When I was teaching on Daufuskie Island in 1969, I would begin to pass the black oystermen who worked the mud flats as I left the inland waterway for the boat ramp in Bluffton. On three different occasions, they would flag me down as I passed them and I would tow their bateaux into the Bluffton oyster factory. They were weathered, hardworking men, and they would often press on me a couple buckets of freshly picked oysters for my services. If there is anything better than a raw oyster in the known world, it has to be hidden in the egg sac of a beluga sturgeon.
One of the grand distinctions of life in the Lowcountry of South Carolina is that the oystermen and crabbers and shrimpers are still plying the waters in search of their catch. All are endangered species now, both the men who hunt them and the animals they seek. But I can look out my window onto Battery Creek and know that there are still productive and yielding oyster banks a mile from my home. --Pat Conroy
3/4 cup butter, divided*
A good-sized onion (South Carolina-sized, not Texas-sized), chopped
1 red bell pepper, chopped
1 3/4 pounds of wild mushrooms, sliced (such as tree oyster, hedgehog, chanterelle, shiitake)

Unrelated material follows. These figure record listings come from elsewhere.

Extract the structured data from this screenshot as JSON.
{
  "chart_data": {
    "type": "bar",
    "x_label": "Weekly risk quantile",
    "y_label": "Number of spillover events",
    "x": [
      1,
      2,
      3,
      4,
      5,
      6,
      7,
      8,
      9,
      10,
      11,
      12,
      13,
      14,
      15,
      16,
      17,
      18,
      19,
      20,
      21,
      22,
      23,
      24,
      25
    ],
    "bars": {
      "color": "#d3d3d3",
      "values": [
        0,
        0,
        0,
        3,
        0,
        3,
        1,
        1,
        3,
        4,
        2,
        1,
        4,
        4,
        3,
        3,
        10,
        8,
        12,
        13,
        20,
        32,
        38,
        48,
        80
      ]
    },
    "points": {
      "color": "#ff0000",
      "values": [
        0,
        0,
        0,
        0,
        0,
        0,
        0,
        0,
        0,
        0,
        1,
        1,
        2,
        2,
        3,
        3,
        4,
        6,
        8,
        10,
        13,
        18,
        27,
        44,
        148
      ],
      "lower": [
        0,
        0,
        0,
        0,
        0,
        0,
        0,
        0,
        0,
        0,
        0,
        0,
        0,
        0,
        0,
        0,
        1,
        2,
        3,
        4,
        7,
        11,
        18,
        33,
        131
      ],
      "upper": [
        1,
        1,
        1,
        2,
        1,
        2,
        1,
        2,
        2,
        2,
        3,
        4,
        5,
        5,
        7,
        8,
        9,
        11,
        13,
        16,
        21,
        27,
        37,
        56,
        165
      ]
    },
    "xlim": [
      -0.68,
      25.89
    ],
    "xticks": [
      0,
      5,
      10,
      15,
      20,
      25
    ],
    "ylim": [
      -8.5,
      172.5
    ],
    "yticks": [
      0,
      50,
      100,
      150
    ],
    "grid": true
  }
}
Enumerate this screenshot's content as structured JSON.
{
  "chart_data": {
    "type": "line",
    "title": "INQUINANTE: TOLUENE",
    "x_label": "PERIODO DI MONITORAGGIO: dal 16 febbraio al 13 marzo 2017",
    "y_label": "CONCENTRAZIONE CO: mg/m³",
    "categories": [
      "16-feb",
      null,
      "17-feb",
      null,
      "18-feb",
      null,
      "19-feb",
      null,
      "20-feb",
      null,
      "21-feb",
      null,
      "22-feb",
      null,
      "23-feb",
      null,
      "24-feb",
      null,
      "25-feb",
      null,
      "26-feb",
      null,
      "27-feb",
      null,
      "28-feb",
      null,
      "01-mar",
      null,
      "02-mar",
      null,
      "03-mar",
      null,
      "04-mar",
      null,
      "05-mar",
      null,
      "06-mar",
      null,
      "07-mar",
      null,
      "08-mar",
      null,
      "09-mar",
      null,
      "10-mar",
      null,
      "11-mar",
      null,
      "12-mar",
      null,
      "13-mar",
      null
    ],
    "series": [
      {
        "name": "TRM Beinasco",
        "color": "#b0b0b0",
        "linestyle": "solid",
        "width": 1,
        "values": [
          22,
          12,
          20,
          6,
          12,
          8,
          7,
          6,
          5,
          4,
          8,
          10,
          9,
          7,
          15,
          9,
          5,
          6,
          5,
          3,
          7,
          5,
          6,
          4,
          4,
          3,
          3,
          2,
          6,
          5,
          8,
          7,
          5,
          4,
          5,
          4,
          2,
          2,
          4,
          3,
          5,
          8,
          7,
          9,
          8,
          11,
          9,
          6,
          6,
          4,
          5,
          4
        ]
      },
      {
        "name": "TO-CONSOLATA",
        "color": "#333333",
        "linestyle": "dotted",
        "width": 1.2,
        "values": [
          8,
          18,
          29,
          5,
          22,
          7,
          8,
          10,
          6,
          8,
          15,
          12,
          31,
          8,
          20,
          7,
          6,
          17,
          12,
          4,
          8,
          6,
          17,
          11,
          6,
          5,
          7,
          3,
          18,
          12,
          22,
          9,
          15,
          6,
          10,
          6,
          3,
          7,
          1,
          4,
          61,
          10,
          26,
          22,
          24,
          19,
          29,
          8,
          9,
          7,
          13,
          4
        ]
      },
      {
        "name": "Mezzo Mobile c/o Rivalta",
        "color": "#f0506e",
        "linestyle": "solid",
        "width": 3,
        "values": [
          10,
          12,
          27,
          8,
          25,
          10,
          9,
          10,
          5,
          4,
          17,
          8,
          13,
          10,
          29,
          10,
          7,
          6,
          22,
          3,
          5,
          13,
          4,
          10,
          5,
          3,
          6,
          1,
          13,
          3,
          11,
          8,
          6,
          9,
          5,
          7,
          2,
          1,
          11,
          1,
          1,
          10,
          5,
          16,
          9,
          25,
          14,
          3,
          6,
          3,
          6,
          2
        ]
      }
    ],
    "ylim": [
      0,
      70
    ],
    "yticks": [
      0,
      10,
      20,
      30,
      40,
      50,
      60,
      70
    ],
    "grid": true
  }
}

4 tablespoons of chopped chives
Salt and pepper to taste
1/2 cup of all-purpose flour
1 1/2 cups heavy cream (lose weight after Christmas)
32 fresh Beaufort County oysters
Reserved oyster liquor to make a full cup of liquid
1/2 cup of grated Parmigiano (from a real wheel of cheese from Parma)
1/3 cup of Sauvignon Blanc
2 tablespoons melted butter
1 1/2 cups fine, dry breadcrumbs made from day-old good French or Italian loaf
How to Make It
Preheat broiler to 500° F. In a big skillet, melt four tablespoons of the butter. Add onion and bell pepper, and cook until they get that soft, giving-up look, about 5 to 6 minutes on medium-high. Add mushrooms and chives, season with salt and pepper, and cook approximately 9 minutes until golden brown and most of liquid has cooked out.
In a Dutch oven, melt remaining ½ cup butter. On low heat, whisk in flour, and cook for a minute. Pretend you were born in Louisiana when you do this. Then slowly, as in "Whoa, hoss", whisk in the cream and oyster liquor. Simmer, stirring often. Don't text. Don't e-mail. Keep stirring for 5 minutes until this stuff is smooth and thick. Take a deep breath. Notice what you're up to. You're going to like yourself a lot. Add two tablespoons of the cheese. Dump in all the wine, and season again with salt and pepper. Cook two minutes more, whisking constantly. Fold in oysters, and cook 3 more minutes. Fold in mushroom mixture.
Pour into deep lightly buttered pan or a medium-size casserole dish (13-inch x 9-inch). Combine remaining cheese and melted butter with enough breadcrumbs to cover, and sprinkle over the casserole. Bake 8 to 10 minutes or until bubbly and lightly browned.
Live easy and die hard.
* When perusing my shoddy notes for The Great Santini Oyster Casserole, I included the first version that I made with butter, fabulous butter. Then I remembered I substituted four or five slabs of bacon, which I crumbled into the beautiful pond of ingredients and made a jazzed-up gravy that my father loved. I think bacon could make even toe cheese good, but that's just me.